SafeNet heeft onlangs na een datalek de klantloyaliteit onderzocht. Grofweg de helft van respondenten geeft aan geen zaken meer te willen doen met een organisatie die recentelijk een datalek heeft gehad. Hoe dat in de zorg precies zit, en in hoeverre bijvoorbeeld een ziekenhuis feitelijk financiële schade oploopt door zo’n opstelling, is niet direct duidelijk. Maar dát er een effect is, wel. En dat brengt ons dicht bij de mogelijkheid om de return-on-investment van beveiliging te kwantificeren: behoud van klanten.
Afkeer
Ik heb herhaaldelijk gemerkt dat binnen zorginstellingen een zekere afkeer ontstaat, of al bestaat, jegens informatiebeveiligers. Dit wordt gevoed door de ‘kan-niet-mag-niet’-opstelling van veel security officers, die adoptie van nieuwe technologie bemoeilijken zo niet onmogelijk maken. Ik kijk altijd met verwondering naar dit soort patstellingen, geboren uit volstrekt onbegrip en met geen enkel zicht op verbetering.
Noodzakelijk kwaad
Waar gaat het fout? Allereerst bij de business, ofwel de lijnorganisatie. Die moet ophouden beveiliging van informatie als een noodzakelijk kwaad te zien. Informatiebeveiliging is eigenlijk de kwaliteitscontrole op ict-voorzieningen. Het is net als het schoonhouden van de OK en het certificeren van medische apparatuur essentieel om de vitale processen in de zorg goed te laten verlopen. Het is gewoon niet de bedoeling dat als een apparaat zijn metingen aan een arts toont, elke willekeurige voorbijganger ze ook kan zien. Dat snapt iedereen.
Risico’s
Er komt een tijd waarin apparatuur niet de markt op mag als die niet inherent veilig is. Zo ver zijn we nog niet en apparaten zijn dus te misbruiken. Dat betekent niet dat er geen nieuwe apparaten of nieuwe technologie kan worden geïntroduceerd. Het betekent alleen dat je moet willen vaststellen dat apparatuur voldoet aan je eigen beveiligingseisen alvorens je ermee gaat werken. Aan de kant van de informatiebeveiligers gaat vooral dit fout. Nieuwe technologie is niet per definitie slecht. Houd op met die ‘kan-niet-mag-niet’-mentaliteit. Informatiebeveiliging draait om risicomanagement. Een informatiebeveiliger brengt de risico’s in kaart, maar het is de organisatie die bepaalt welke risico’s acceptabel zijn en welke niet. Wet- en regelgeving dragen bij aan die beoordeling, maar voor een belangrijk deel doet de organisatie dit vanuit haar eigen missie, visie, strategie en tactiek. Als de organisatie wil innoveren en daarom bepaalde risico’s accepteert, is dat in principe prima.
Obstakel of enabler?
Alleen als beide kampen hun eigen rol ten aanzien van informatiebeveiliging goed invullen én de rol van het andere kamp begrijpen en accepteren, kan informatiebeveiliging in plaats van een obstakel een enabler worden voor zorginnovatie. En met behoud van klanten.

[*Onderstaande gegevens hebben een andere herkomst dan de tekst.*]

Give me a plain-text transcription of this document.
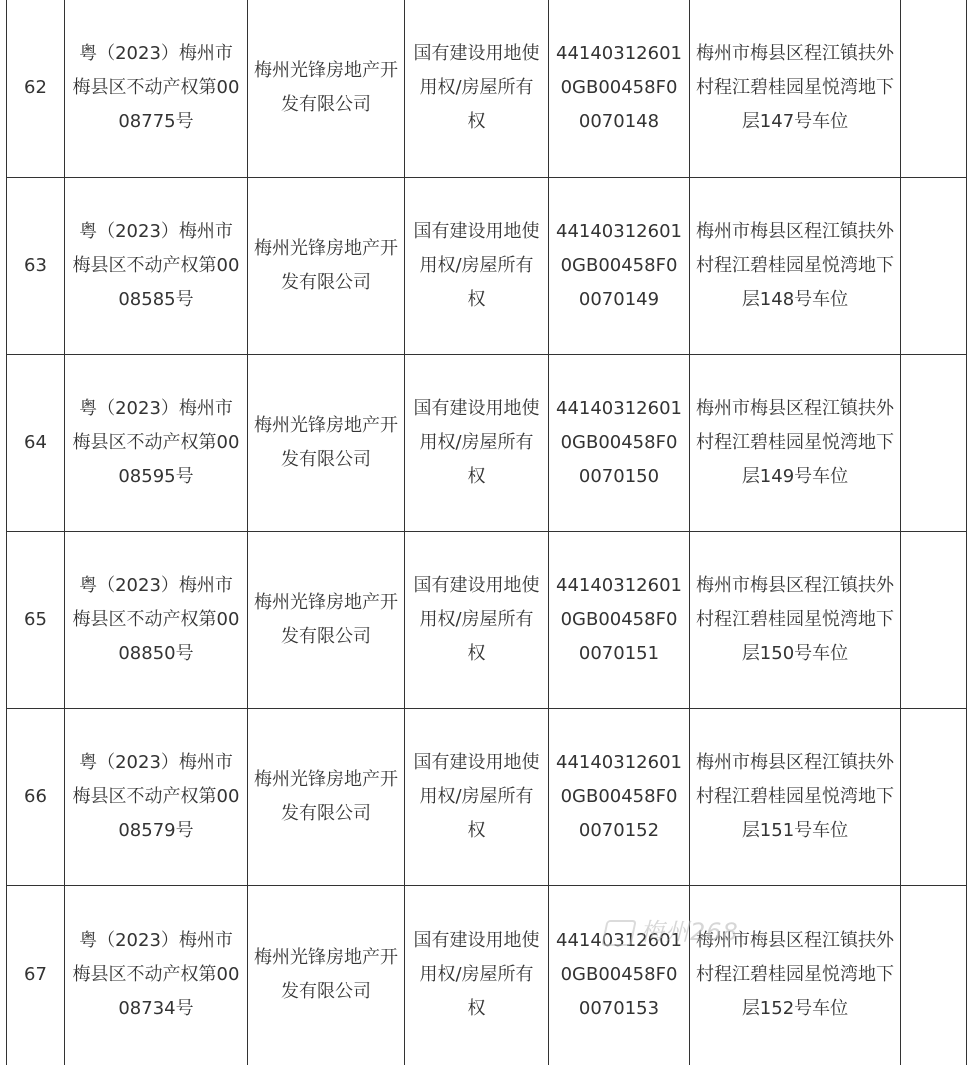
62	粤（2023）梅州市梅县区不动产权第0008775号	梅州光锋房地产开发有限公司	国有建设用地使用权/房屋所有权	441403126010GB00458F00070148	梅州市梅县区程江镇扶外村程江碧桂园星悦湾地下层147号车位	
63	粤（2023）梅州市梅县区不动产权第0008585号	梅州光锋房地产开发有限公司	国有建设用地使用权/房屋所有权	441403126010GB00458F00070149	梅州市梅县区程江镇扶外村程江碧桂园星悦湾地下层148号车位	
64	粤（2023）梅州市梅县区不动产权第0008595号	梅州光锋房地产开发有限公司	国有建设用地使用权/房屋所有权	441403126010GB00458F00070150	梅州市梅县区程江镇扶外村程江碧桂园星悦湾地下层149号车位	
65	粤（2023）梅州市梅县区不动产权第0008850号	梅州光锋房地产开发有限公司	国有建设用地使用权/房屋所有权	441403126010GB00458F00070151	梅州市梅县区程江镇扶外村程江碧桂园星悦湾地下层150号车位	
66	粤（2023）梅州市梅县区不动产权第0008579号	梅州光锋房地产开发有限公司	国有建设用地使用权/房屋所有权	441403126010GB00458F00070152	梅州市梅县区程江镇扶外村程江碧桂园星悦湾地下层151号车位	
67	粤（2023）梅州市梅县区不动产权第0008734号	梅州光锋房地产开发有限公司	国有建设用地使用权/房屋所有权	441403126010GB00458F00070153	梅州市梅县区程江镇扶外村程江碧桂园星悦湾地下层152号车位	
梅州268
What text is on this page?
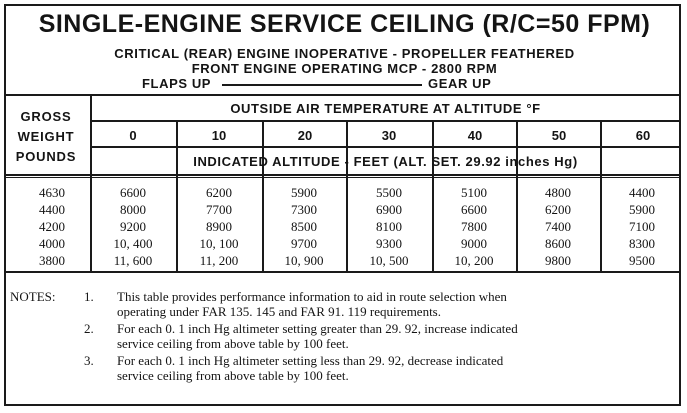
SINGLE-ENGINE SERVICE CEILING (R/C=50 FPM)
CRITICAL (REAR) ENGINE INOPERATIVE - PROPELLER FEATHERED
FRONT ENGINE OPERATING MCP - 2800 RPM
FLAPS UP	GEAR UP
GROSS
WEIGHT
POUNDS
OUTSIDE AIR TEMPERATURE AT ALTITUDE °F
0	10	20	30	40	50	60
INDICATED ALTITUDE - FEET (ALT. SET. 29.92 inches Hg)
4630	6600	6200	5900	5500	5100	4800	4400
4400	8000	7700	7300	6900	6600	6200	5900
4200	9200	8900	8500	8100	7800	7400	7100
4000	10, 400	10, 100	9700	9300	9000	8600	8300
3800	11, 600	11, 200	10, 900	10, 500	10, 200	9800	9500
NOTES: 1. This table provides performance information to aid in route selection when
operating under FAR 135. 145 and FAR 91. 119 requirements.
2. For each 0. 1 inch Hg altimeter setting greater than 29. 92, increase indicated
service ceiling from above table by 100 feet.
3. For each 0. 1 inch Hg altimeter setting less than 29. 92, decrease indicated
service ceiling from above table by 100 feet.
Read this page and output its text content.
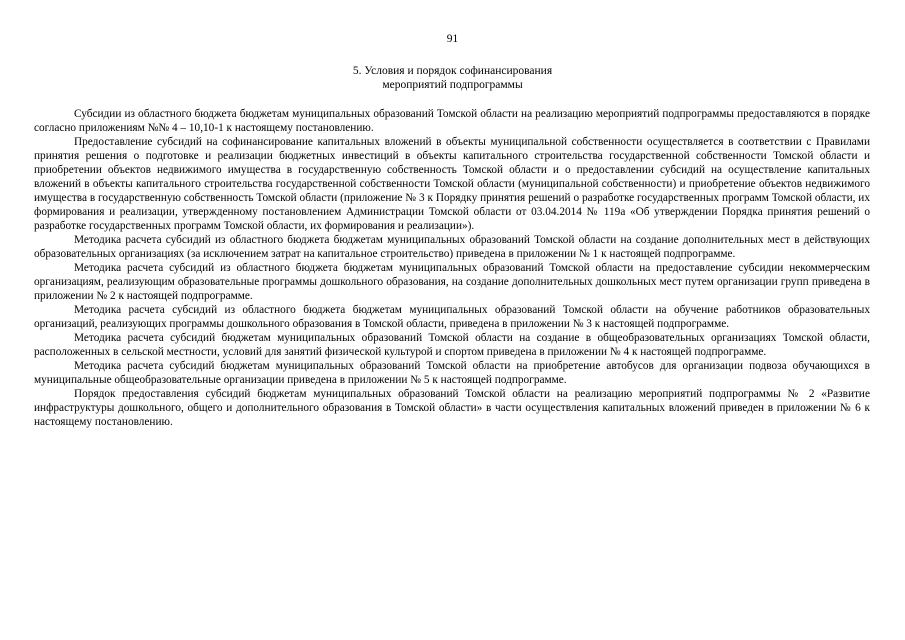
91
5. Условия и порядок софинансирования
мероприятий подпрограммы

Субсидии из областного бюджета бюджетам муниципальных образований Томской области на реализацию мероприятий подпрограммы предоставляются в порядке согласно приложениям №№ 4 – 10,10-1 к настоящему постановлению.

Предоставление субсидий на софинансирование капитальных вложений в объекты муниципальной собственности осуществляется в соответствии с Правилами принятия решения о подготовке и реализации бюджетных инвестиций в объекты капитального строительства государственной собственности Томской области и приобретении объектов недвижимого имущества в государственную собственность Томской области и о предоставлении субсидий на осуществление капитальных вложений в объекты капитального строительства государственной собственности Томской области (муниципальной собственности) и приобретение объектов недвижимого имущества в государственную собственность Томской области (приложение № 3 к Порядку принятия решений о разработке государственных программ Томской области, их формирования и реализации, утвержденному постановлением Администрации Томской области от 03.04.2014 № 119а «Об утверждении Порядка принятия решений о разработке государственных программ Томской области, их формирования и реализации»).

Методика расчета субсидий из областного бюджета бюджетам муниципальных образований Томской области на создание дополнительных мест в действующих образовательных организациях (за исключением затрат на капитальное строительство) приведена в приложении № 1 к настоящей подпрограмме.

Методика расчета субсидий из областного бюджета бюджетам муниципальных образований Томской области на предоставление субсидии некоммерческим организациям, реализующим образовательные программы дошкольного образования, на создание дополнительных дошкольных мест путем организации групп приведена в приложении № 2 к настоящей подпрограмме.

Методика расчета субсидий из областного бюджета бюджетам муниципальных образований Томской области на обучение работников образовательных организаций, реализующих программы дошкольного образования в Томской области, приведена в приложении № 3 к настоящей подпрограмме.

Методика расчета субсидий бюджетам муниципальных образований Томской области на создание в общеобразовательных организациях Томской области, расположенных в сельской местности, условий для занятий физической культурой и спортом приведена в приложении № 4 к настоящей подпрограмме.

Методика расчета субсидий бюджетам муниципальных образований Томской области на приобретение автобусов для организации подвоза обучающихся в муниципальные общеобразовательные организации приведена в приложении № 5 к настоящей подпрограмме.

Порядок предоставления субсидий бюджетам муниципальных образований Томской области на реализацию мероприятий подпрограммы № 2 «Развитие инфраструктуры дошкольного, общего и дополнительного образования в Томской области» в части осуществления капитальных вложений приведен в приложении № 6 к настоящему постановлению.
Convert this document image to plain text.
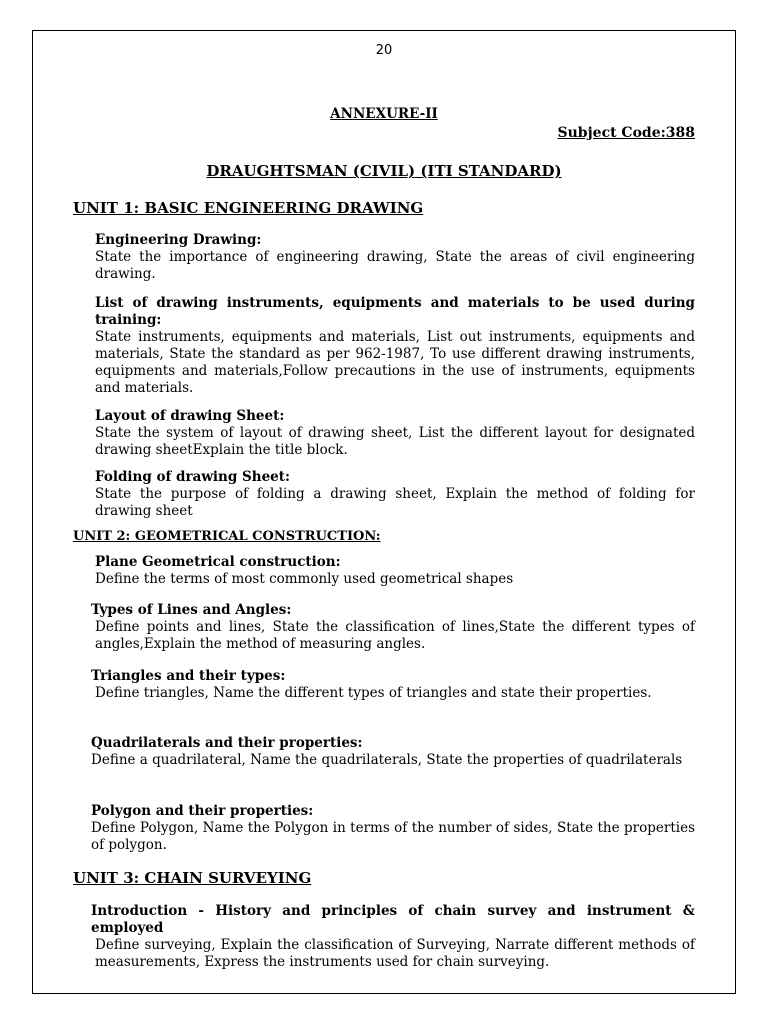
20
ANNEXURE-II
Subject Code:388
DRAUGHTSMAN (CIVIL) (ITI STANDARD)
UNIT 1: BASIC ENGINEERING DRAWING
Engineering Drawing:
State the importance of engineering drawing, State the areas of civil engineering drawing.
List of drawing instruments, equipments and materials to be used during training:
State instruments, equipments and materials, List out instruments, equipments and materials, State the standard as per 962-1987, To use different drawing instruments, equipments and materials,Follow precautions in the use of instruments, equipments and materials.
Layout of drawing Sheet:
State the system of layout of drawing sheet, List the different layout for designated drawing sheetExplain the title block.
Folding of drawing Sheet:
State the purpose of folding a drawing sheet, Explain the method of folding for drawing sheet
UNIT 2: GEOMETRICAL CONSTRUCTION:
Plane Geometrical construction:
Define the terms of most commonly used geometrical shapes
Types of Lines and Angles:
Define points and lines, State the classification of lines,State the different types of angles,Explain the method of measuring angles.
Triangles and their types:
Define triangles, Name the different types of triangles and state their properties.
Quadrilaterals and their properties:
Define a quadrilateral, Name the quadrilaterals, State the properties of quadrilaterals
Polygon and their properties:
Define Polygon, Name the Polygon in terms of the number of sides, State the properties of polygon.
UNIT 3: CHAIN SURVEYING
Introduction - History and principles of chain survey and instrument & employed
Define surveying, Explain the classification of Surveying, Narrate different methods of measurements, Express the instruments used for chain surveying.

In mijn ervaring beschouwen zorgprofessionals informatiebeveiliging niet als een noodzakelijk kwaad. De argumenten die Erik aanvoert worden echt wel begrepen.
Echter, om beveiliging te zien als een enabler is wel een hele grote sprong. Beveiliging is voor de gebruiker altijd een drempel. Dat is immers het doel. Die drempel is er ook niet voor niets. Een goed ingerichte en toegepaste beveiliging is voor de klant echter wel vaak een voorwaarde voor gebruik.
Dat mag dus wat kosten, niet alleen financieel maar ook in gebruik.
Ik doe altijd, vrijwillig mijn autogordel om als ik in een auto stap en wil onder normale omstandigheden niet in een auto rijden zonder gordels.
Zelfs in een bus voelt de afwezigheid van een gordel wat naakt.
De aanwezigheid van die autogordel is een wettelijk geregelde randvoorwaarde.
Zo is het ook met informatiebeveiling.